Alistair Murphy, Agfarm Account Manager CNSW

Another week of hot and dry weather seems to have spurned on further questions regarding the current season’s sorghum crop potential. There is a wide variance in industry speculation on how big the crop will be, and with good reason, as rainfall over the next three weeks will significantly influence yields going forward. In the last two weeks we have seen sorghum values rise sharply in response to the dry heat, and with the spread to wheat and barley stocks narrowing, feeders will be less inclined to opportunistically switch to using the summer crop in their rations.

Coarse grains have firmed slightly this week both in the track and delivered markets, though it is noted barley and sorghum have seen bigger moves than wheat over the last four weeks. It’s no secret barley is in tight supply this year and it continues to be priced at a premium to wheat in certain instances. The East Coast feed wheat balance on the other hand is not as tight, with higher levels of production in Victoria and old crop carry-out helping the cause on this front.

The higher percentage of protein wheat produced this season adds an interesting dynamic to the market, as there are fewer cheaper feed wheat grains around, especially in traditional Darling Downs draw zones. APH2 is already pricing at the same values as feed wheat in Southern Queensland and some parts of Northern NSW. We expect this trend to continue as supplies start to dwindle, adjusting accordingly to the movements of freight spreads from other areas of the East Coast in the coming months.

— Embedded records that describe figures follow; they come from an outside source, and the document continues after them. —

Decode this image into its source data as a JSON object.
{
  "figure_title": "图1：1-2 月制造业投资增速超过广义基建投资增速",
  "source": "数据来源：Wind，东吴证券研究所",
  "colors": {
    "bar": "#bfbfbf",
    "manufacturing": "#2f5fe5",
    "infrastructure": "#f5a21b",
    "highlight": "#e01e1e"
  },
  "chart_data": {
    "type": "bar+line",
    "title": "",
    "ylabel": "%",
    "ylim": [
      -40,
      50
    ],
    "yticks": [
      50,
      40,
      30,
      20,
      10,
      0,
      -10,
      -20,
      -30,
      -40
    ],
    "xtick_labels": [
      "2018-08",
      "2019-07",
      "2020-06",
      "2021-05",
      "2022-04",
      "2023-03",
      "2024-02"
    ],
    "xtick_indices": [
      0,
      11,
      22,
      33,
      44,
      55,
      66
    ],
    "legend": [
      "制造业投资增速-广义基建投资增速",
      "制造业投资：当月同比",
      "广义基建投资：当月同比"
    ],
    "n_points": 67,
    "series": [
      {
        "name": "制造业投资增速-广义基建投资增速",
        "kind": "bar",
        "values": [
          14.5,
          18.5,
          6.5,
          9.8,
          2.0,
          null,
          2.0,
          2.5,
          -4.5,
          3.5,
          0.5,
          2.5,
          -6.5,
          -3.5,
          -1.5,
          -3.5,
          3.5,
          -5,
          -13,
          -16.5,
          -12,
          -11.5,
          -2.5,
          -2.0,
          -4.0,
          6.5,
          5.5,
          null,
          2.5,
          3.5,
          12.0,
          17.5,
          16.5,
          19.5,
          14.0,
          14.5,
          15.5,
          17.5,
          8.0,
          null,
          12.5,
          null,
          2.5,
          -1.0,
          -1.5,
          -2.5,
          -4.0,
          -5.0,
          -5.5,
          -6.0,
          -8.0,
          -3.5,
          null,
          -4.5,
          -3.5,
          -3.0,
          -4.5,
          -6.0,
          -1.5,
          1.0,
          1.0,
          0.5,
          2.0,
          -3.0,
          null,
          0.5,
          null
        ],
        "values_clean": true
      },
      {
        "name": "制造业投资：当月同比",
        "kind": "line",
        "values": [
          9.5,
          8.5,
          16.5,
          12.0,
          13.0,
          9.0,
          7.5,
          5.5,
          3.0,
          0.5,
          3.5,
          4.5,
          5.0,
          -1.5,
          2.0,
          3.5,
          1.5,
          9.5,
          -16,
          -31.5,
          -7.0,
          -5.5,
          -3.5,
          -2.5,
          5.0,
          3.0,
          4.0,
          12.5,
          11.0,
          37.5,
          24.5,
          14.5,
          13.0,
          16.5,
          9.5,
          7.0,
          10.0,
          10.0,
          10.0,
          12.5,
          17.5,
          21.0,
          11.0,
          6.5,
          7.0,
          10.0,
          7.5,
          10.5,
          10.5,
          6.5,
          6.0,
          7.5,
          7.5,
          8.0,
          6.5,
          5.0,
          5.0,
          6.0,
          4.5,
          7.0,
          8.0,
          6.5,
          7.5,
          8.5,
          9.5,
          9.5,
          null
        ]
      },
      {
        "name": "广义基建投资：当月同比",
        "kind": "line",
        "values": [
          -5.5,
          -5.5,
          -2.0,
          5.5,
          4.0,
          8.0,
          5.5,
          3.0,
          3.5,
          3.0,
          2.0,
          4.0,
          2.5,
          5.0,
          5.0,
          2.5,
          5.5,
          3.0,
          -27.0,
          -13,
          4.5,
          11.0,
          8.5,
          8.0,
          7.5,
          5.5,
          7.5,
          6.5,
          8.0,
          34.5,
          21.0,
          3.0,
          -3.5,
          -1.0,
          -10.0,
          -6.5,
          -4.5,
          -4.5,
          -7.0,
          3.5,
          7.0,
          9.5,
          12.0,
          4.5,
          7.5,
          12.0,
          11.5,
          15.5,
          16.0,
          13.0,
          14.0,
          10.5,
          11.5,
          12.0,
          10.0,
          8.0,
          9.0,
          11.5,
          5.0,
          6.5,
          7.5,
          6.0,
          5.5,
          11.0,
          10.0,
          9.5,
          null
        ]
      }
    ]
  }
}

Chick pea values continued to firm this week, though they did fall away somewhat in the lead up to Australia day. It was reported some additional business was done into Pakistan, which created the recent increase in prices. Values started the year around the mid-$500/MT level delivered Central NSW packer, and peaked around the mid-$600/MT levels mid-week, before settling in the low $600/MT range. The longevity of this recent rally, and where values go to from here, will ultimately be determined by how the Indian crop performs. We should start getting some feedback in the next month or so on what the case is, as subcontinent pulses are harvested traditionally during February and March.